Science & Tech

Behind China’s viral curtain

5 min read

Government wields fake social media posts against collective action, study finds

The Chinese government fakes 448 million social media posts a year in a strategy that seeks to create the appearance of “viral” outbursts of Web activity, according to a new study by Harvard data scientists.

The posts appear under the names of apparently ordinary people, and aim to distract from topics related to actual or potential collective action, said Gary King, the Albert J. Weatherhead III University Professor, who carried out the research with two of his former graduate students: Jennifer Pan, now an assistant professor at Stanford University, and Margaret Roberts, an assistant professor at the University of California at San Diego.

The researchers’ foundation was an analysis of a 2014 leak of emails to one county’s propaganda department. The team used this information to extrapolate countrywide and understand the content and purpose of the social media posts and the Chinese government’s strategy.

The research shows that assumptions about the Chinese government’s tactics in this area are wrong, King said. The prevailing belief among journalists, academics, and activists, he said, has been that the government maintains an aggressive social media strategy that actively rebuts anti-government posts and tries to cast opponents, whether domestic or foreign, institutional or individual, in a negative light.

In fact, such posts make up a tiny minority, the researchers found. Most qualify as “cheerleading”: praise for the government and items on revolutionary history, national holidays, and other patriotic themes. In short, King said, the government is trying to distract people, and defuse tension over fraught issues.

The strategy makes sense, he said. The chance of changing minds through argument is remote; changing the subject is usually a more effective tack. “It’s the same strategy we use with our kids. We distract them: ‘Look at this shiny thing’ or ‘You have a good argument. Now let’s go out for ice cream,’” King said.

The research, supported by the Institute for Quantitative Social Science, which King directs, grew out of an earlier project to analyze a tool created to automatically understand textual data from blogs, websites, and social media sites. After success in developing the methodology and analyzing English-language social media posts, King and his colleagues wanted to stress-test the tool’s limits. Since it was created in English, they decided to target a notoriously difficult language: Chinese.

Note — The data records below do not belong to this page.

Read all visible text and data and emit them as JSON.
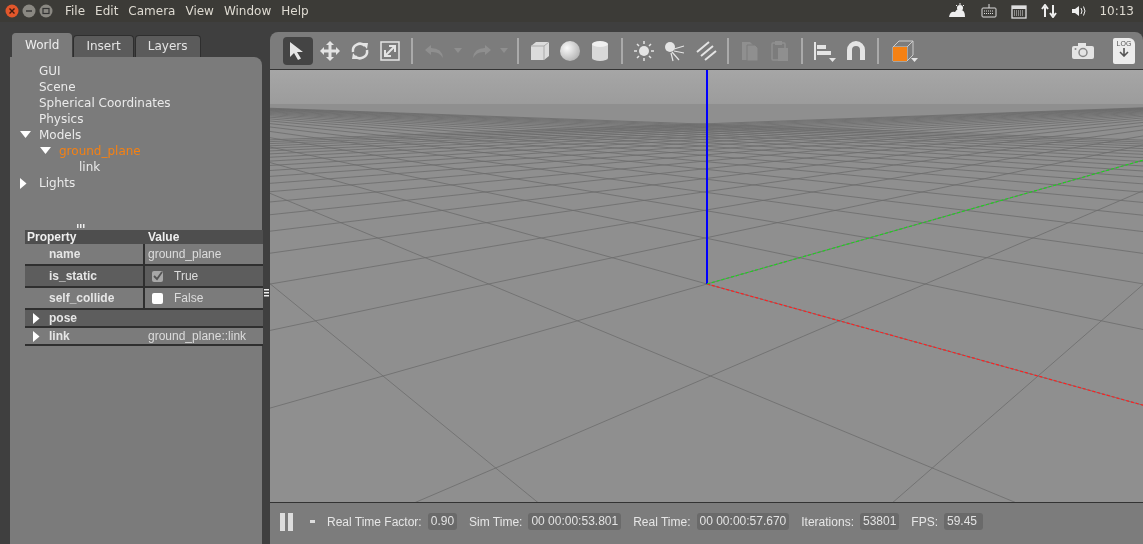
{
  "menu_bar": {
    "menus": [
      "File",
      "Edit",
      "Camera",
      "View",
      "Window",
      "Help"
    ],
    "clock": "10:13"
  },
  "tabs": [
    {
      "label": "World",
      "selected": true
    },
    {
      "label": "Insert",
      "selected": false
    },
    {
      "label": "Layers",
      "selected": false
    }
  ],
  "tree": [
    {
      "label": "GUI",
      "selected": false
    },
    {
      "label": "Scene",
      "selected": false
    },
    {
      "label": "Spherical Coordinates",
      "selected": false
    },
    {
      "label": "Physics",
      "selected": false
    },
    {
      "label": "Models",
      "selected": false,
      "expanded": true,
      "children": [
        {
          "label": "ground_plane",
          "selected": true,
          "expanded": true,
          "children": [
            {
              "label": "link",
              "selected": false
            }
          ]
        }
      ]
    },
    {
      "label": "Lights",
      "selected": false,
      "expanded": false
    }
  ],
  "properties": {
    "columns": [
      "Property",
      "Value"
    ],
    "rows": [
      {
        "kind": "text",
        "name": "name",
        "value": "ground_plane"
      },
      {
        "kind": "checkbox",
        "name": "is_static",
        "value": "True",
        "checked": true,
        "disabled": true
      },
      {
        "kind": "checkbox",
        "name": "self_collide",
        "value": "False",
        "checked": false,
        "disabled": false
      },
      {
        "kind": "group",
        "name": "pose",
        "expanded": false
      },
      {
        "kind": "group",
        "name": "link",
        "value": "ground_plane::link",
        "expanded": false
      }
    ]
  },
  "toolbar": {
    "groups": [
      [
        {
          "kind": "select",
          "selected": true,
          "disabled": false
        },
        {
          "kind": "translate",
          "selected": false,
          "disabled": false
        },
        {
          "kind": "rotate",
          "selected": false,
          "disabled": false
        },
        {
          "kind": "scale",
          "selected": false,
          "disabled": false
        }
      ],
      [
        {
          "kind": "undo",
          "selected": false,
          "disabled": true
        },
        {
          "kind": "dropdown",
          "selected": false,
          "disabled": true
        },
        {
          "kind": "redo",
          "selected": false,
          "disabled": true
        },
        {
          "kind": "dropdown",
          "selected": false,
          "disabled": true
        }
      ],
      [
        {
          "kind": "box",
          "selected": false,
          "disabled": false
        },
        {
          "kind": "sphere",
          "selected": false,
          "disabled": false
        },
        {
          "kind": "cylinder",
          "selected": false,
          "disabled": false
        }
      ],
      [
        {
          "kind": "point-light",
          "selected": false,
          "disabled": false
        },
        {
          "kind": "spot-light",
          "selected": false,
          "disabled": false
        },
        {
          "kind": "directional-light",
          "selected": false,
          "disabled": false
        }
      ],
      [
        {
          "kind": "copy",
          "selected": false,
          "disabled": true
        },
        {
          "kind": "paste",
          "selected": false,
          "disabled": true
        }
      ],
      [
        {
          "kind": "align",
          "selected": false,
          "disabled": false
        },
        {
          "kind": "magnet",
          "selected": false,
          "disabled": false
        }
      ],
      [
        {
          "kind": "view-angle",
          "selected": false,
          "disabled": false
        }
      ]
    ],
    "right_tools": [
      {
        "kind": "screenshot",
        "disabled": false
      },
      {
        "kind": "log",
        "label": "LOG",
        "disabled": false
      }
    ]
  },
  "status_bar": {
    "paused": true,
    "fields": [
      {
        "label": "Real Time Factor:",
        "value": "0.90"
      },
      {
        "label": "Sim Time:",
        "value": "00 00:00:53.801"
      },
      {
        "label": "Real Time:",
        "value": "00 00:00:57.670"
      },
      {
        "label": "Iterations:",
        "value": "53801"
      },
      {
        "label": "FPS:",
        "value": "59.45"
      }
    ]
  }
}
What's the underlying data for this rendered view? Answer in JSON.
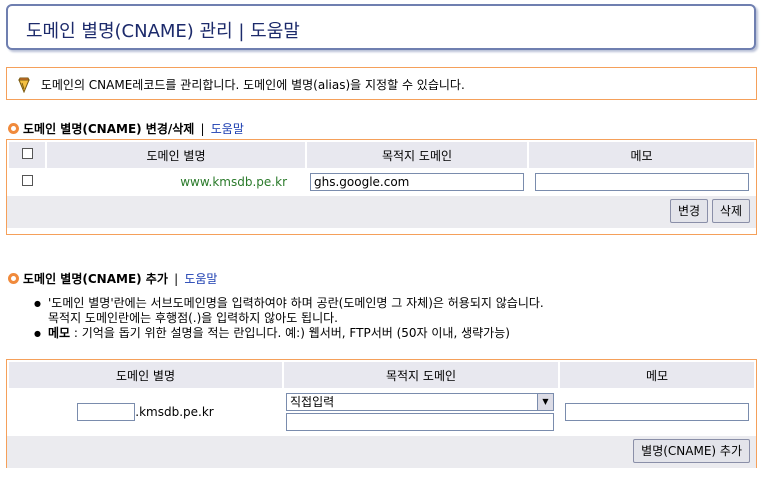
{
  "page": {
    "title": "도메인 별명(CNAME) 관리 | 도움말",
    "info": "도메인의 CNAME레코드를 관리합니다. 도메인에 별명(alias)을 지정할 수 있습니다."
  },
  "edit_section": {
    "title": "도메인 별명(CNAME) 변경/삭제",
    "sep": "|",
    "help_link": "도움말",
    "columns": [
      "도메인 별명",
      "목적지 도메인",
      "메모"
    ],
    "rows": [
      {
        "alias": "www.kmsdb.pe.kr",
        "target": "ghs.google.com",
        "memo": ""
      }
    ],
    "buttons": {
      "change": "변경",
      "delete": "삭제"
    }
  },
  "add_section": {
    "title": "도메인 별명(CNAME) 추가",
    "sep": "|",
    "help_link": "도움말",
    "notes": [
      "'도메인 별명'란에는 서브도메인명을 입력하여야 하며 공란(도메인명 그 자체)은 허용되지 않습니다.",
      "목적지 도메인란에는 후행점(.)을 입력하지 않아도 됩니다.",
      "메모 : 기억을 돕기 위한 설명을 적는 란입니다. 예:) 웹서버, FTP서버 (50자 이내, 생략가능)"
    ],
    "memo_bold": "메모",
    "memo_rest": " : 기억을 돕기 위한 설명을 적는 란입니다. 예:) 웹서버, FTP서버 (50자 이내, 생략가능)",
    "columns": [
      "도메인 별명",
      "목적지 도메인",
      "메모"
    ],
    "alias_value": "",
    "alias_suffix": ".kmsdb.pe.kr",
    "target_select": "직접입력",
    "target_value": "",
    "memo_value": "",
    "add_button": "별명(CNAME) 추가"
  }
}
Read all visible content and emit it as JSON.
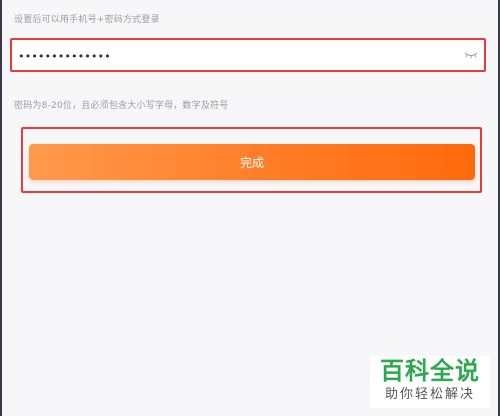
{
  "header": {
    "subtitle": "设置后可以用手机号+密码方式登录"
  },
  "password": {
    "value": "••••••••••••••",
    "eye_icon": "eye-closed-icon"
  },
  "hint": {
    "text": "密码为8-20位，且必须包含大小写字母，数字及符号"
  },
  "actions": {
    "submit_label": "完成"
  },
  "watermark": {
    "title": "百科全说",
    "subtitle": "助你轻松解决"
  },
  "colors": {
    "highlight": "#e43b3b",
    "button_start": "#ff9a4c",
    "button_end": "#ff6a0c",
    "watermark_green": "#2ea84e"
  }
}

When the group examined the results, King realized that they somehow had been able to scrape social media posts that were subsequently censored by the Chinese government. They examined which posts were censored, finding that the government didn’t censor all critical posts, only those calling for protests and other collective action. In fact, it even censored posts calling for rallies in the government’s favor.

The new work probes deeper into a sophisticated strategy that doesn’t seek to stifle all discontent, but instead focuses on discouraging on-the-ground action against the government.

The findings also shed light on who’s behind the posts. Speculation has often centered on the so-called 50-cent party, thought to be a cadre of dedicated posters paid 50 cents — 8 cents U.S. — per post. But the research suggests that the 50-centers are regular government workers who author the posts without extra compensation, perhaps as an add-on to their everyday duties.

The 2014 email leak, by an anonymous blogger, released an archive of all 2013 and 2014 emails to the account of Zhanggong District’s Internet Propaganda Office, which included numerous emails from workers claiming credit for completing their 50-cent posting assignments, as well as other communications.

The archive’s size and the complexity of its content — it included screen shots, numerous attachments, different document formats, multiple email storage formats, and links to outside information — had been an obstacle to systematic analysis. King and colleagues devised a variety of procedures, some automated and some manual — such as hand coding — to categorize the content of the leaked messages.

The researchers identified 43,797 fake social media posts as well as the accounts behind them. They expanded their analysis to all posts from those accounts — some 167,971 — and then analyzed the account characteristics to identify similar accounts nationwide. At each step, they developed novel data science to examine the content of the posts and found that the dominant category amounted to cheerleading, with some factual reporting along with innocuous praise and suggestions.

Overall, the research estimates that the government fakes some 448 million social media posts a year, all written by humans without automation. While that may seem like a lot, about half are posted on official government sites; those posted to accounts on commercial sites amount to just one in every 178 on those accounts. Still, King said, the government’s strategy — coordinated bursts in response to specific calls for collective action — probably gives the posts an outsized effect.

The research identified significant spikes in posts after the late June 2013 Shanshan riots; after the April 2014 Urumqi Railway Explosion; and around significant official events and holidays, such as Martyrs’ Day, Tomb-Sweeping Day, and the 18th Party Congress’s third plenary session.

King said the ability to rise above background noise is what makes a viral strategy effective. Getting clued in to what others are talking about is a major reason people use social media in the first place, he pointed out.

“That’s why you go to social media,” King said. “That’s what social media is. It’s likely this activity has a big effect. … What we do not know is the trajectory or ultimate outcome of the ongoing arms race between government efforts at information control and popular efforts at expression and collective action.”